More of John Williams' classic movie scores
January 8th 2012 03:30
The son of a jazz musician, John Williams was born in 1932 and attended UCLA before entering the Air Force, where he conducted and arranged performances by the Air Force Band. He later studied at the Juilliard School in New York City, where he also worked as a jazz pianist.
Returning to Los Angeles, Williams began performing, orchestrating and composing for the film industry in the 1950s. His proficiency in both symphonic and jazz forms led to his working with such noted composers as Alfred Newman, Elmer Bernstein, Bernard Herrmann, Jerry Goldsmith and Henry Mancini (on whose "Peter Gunn" TV theme he performed).
Credit: CBS
Since traditional Westerns went out of fashion in the '70s Williams' gift for Americana did not find much outlet, except for one notable exception: "The Cowboys" (1972), in which John Wayne plays a Montana cattle rancher forced to hire a bunch of kids to drive his herd to South Dakota. This being a movie, the kids grow into young men and wreak vengeance against the cowardly villain Bruce Dern.
The music has an Aaron Copland flavor in its rousing overture that has become a popular concert piece in itself.
The offbeat western "The Missouri Breaks" (1976), starring Marlon Brando and Jack Nicholson, benefited from an offbeat score by John Williams - a mix of spaghetti Western-Ennio Morricone with blues, heavy on guitar and harmonica.
Williams' greatest popular success was his grand score for the sci-fi fantasy "Star Wars" (1977).
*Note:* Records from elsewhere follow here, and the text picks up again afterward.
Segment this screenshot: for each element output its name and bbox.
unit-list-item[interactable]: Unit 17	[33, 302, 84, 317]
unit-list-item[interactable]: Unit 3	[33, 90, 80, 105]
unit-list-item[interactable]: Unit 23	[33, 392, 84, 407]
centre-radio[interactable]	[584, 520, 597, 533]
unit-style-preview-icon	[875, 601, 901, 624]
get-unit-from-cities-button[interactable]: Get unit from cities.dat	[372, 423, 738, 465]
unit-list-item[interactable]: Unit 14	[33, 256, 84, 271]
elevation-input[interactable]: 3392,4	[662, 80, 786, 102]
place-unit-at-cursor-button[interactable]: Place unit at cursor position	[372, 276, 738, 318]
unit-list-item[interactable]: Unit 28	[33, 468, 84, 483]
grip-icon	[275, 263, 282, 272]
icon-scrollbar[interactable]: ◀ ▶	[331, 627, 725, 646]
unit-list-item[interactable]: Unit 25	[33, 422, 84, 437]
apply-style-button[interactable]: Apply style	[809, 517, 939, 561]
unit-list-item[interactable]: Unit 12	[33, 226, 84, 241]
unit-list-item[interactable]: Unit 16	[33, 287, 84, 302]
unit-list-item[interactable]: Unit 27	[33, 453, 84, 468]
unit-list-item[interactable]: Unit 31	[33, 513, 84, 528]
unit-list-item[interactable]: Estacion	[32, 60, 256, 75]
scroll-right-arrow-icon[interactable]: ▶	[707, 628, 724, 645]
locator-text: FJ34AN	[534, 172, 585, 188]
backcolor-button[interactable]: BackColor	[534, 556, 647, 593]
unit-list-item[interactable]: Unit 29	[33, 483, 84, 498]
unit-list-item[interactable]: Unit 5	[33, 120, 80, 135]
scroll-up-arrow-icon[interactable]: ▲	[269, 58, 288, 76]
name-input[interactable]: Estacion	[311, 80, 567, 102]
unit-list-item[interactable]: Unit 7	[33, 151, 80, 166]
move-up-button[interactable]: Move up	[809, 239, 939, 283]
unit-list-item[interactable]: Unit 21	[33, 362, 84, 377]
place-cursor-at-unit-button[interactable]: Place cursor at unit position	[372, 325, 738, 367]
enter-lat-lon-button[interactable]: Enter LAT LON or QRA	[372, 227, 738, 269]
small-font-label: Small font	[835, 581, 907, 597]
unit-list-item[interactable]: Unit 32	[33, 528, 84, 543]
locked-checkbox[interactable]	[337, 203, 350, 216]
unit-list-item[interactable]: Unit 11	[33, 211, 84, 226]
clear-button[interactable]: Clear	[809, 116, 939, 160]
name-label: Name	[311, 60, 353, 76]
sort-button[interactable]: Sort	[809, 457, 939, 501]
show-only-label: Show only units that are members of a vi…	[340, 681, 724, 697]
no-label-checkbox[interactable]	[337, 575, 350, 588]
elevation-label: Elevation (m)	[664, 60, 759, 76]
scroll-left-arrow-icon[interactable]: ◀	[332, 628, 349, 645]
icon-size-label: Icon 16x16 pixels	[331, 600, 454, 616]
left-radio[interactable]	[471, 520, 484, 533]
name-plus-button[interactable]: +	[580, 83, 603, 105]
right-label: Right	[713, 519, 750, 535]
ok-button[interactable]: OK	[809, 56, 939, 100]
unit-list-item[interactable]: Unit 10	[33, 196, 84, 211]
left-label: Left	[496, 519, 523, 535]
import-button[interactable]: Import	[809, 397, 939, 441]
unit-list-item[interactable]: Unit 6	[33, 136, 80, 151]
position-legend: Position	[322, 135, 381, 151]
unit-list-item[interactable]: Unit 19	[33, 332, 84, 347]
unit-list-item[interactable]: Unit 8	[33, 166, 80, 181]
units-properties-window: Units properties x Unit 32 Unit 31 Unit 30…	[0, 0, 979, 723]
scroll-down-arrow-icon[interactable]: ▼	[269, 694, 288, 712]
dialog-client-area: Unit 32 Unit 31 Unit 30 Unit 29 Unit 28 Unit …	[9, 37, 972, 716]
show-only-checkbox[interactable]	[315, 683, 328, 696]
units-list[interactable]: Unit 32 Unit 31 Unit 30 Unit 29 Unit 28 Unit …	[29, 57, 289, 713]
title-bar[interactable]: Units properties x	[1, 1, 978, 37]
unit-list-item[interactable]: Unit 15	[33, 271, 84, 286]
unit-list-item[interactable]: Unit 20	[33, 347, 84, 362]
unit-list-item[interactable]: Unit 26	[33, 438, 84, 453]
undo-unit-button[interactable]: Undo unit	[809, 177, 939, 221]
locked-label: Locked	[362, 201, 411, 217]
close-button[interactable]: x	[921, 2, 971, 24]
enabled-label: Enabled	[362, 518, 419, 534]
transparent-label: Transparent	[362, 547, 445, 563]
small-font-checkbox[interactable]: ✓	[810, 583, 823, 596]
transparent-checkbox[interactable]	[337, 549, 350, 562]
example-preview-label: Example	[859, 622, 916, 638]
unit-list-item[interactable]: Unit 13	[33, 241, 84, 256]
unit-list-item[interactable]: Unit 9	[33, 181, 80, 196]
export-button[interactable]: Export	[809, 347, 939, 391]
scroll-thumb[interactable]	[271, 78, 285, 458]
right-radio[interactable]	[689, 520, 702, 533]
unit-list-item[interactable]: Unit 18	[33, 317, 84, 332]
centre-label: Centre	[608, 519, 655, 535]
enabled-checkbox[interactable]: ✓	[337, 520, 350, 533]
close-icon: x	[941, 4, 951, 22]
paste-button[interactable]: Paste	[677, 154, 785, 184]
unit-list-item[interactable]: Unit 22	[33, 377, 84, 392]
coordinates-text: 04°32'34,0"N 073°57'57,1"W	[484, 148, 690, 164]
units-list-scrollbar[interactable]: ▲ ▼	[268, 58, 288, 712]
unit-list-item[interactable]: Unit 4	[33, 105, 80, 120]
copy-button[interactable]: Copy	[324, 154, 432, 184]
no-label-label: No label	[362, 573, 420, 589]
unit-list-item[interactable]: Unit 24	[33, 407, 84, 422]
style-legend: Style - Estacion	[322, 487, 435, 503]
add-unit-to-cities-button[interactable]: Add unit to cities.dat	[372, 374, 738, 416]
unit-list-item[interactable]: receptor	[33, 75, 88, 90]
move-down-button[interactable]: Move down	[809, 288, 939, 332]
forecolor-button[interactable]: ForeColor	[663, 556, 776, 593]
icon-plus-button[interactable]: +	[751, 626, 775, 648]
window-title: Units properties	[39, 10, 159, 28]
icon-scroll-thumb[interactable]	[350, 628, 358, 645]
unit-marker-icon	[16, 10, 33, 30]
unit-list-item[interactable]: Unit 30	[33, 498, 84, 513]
It captured the epic grandeur of Old Hollywood swashbucklers with its Wagnerian motivic approach to scoring: Each character (human or otherwise) had their own musical motif that carried them through the action.
The music also communicated the dreams of the character Luke Skywalker, a farm boy who wishes for adventure far from his dusty planet.
1977 marked a watershed for Williams: In addition to "Star Wars," he also scored the Steven Spielberg science fiction film "Close Encounters of the Third Kind." Unlike "Star Wars," music played an important role within the film, serving as the common language between Earthlings and the visiting aliens.
Williams and Spielberg went through hundreds of variations of a musical phrase that would serve as the Rosetta Stone of language - for the characters, and for the film's underscoring - until arriving at a five-note combination; the phrase could be heard in different keys throughout.
In 2009 Williams told PBS, "There's a sort of an expectancy created by hanging that unresolved musical phrase up, and it may be one of the reasons why it's inviting. Because you want, you need to resolve it, i.e., you need to hear a bit more."
For "Raiders of the Lost Ark" (1981), a tongue-in-cheek homage to cliffhanger serials of the 1930s and '40s, Williams provided one of his most rousing action scores that also included Amazonian, Oriental and Middle-Eastern inflections as ace archeologist Indiana Jones (Harrison Ford) trotted across the globe.
While Spielberg and Williams have collaborated on all manner of film genres and subject matter, "Schindler's List" (1993) was their most emotionally-shattering work. Williams' music, featuring violinist Itzhak Perlman, captured the horror of the Nazis and the glimmers of humanity that those trying to survive the Holocaust hold onto in the midst of war.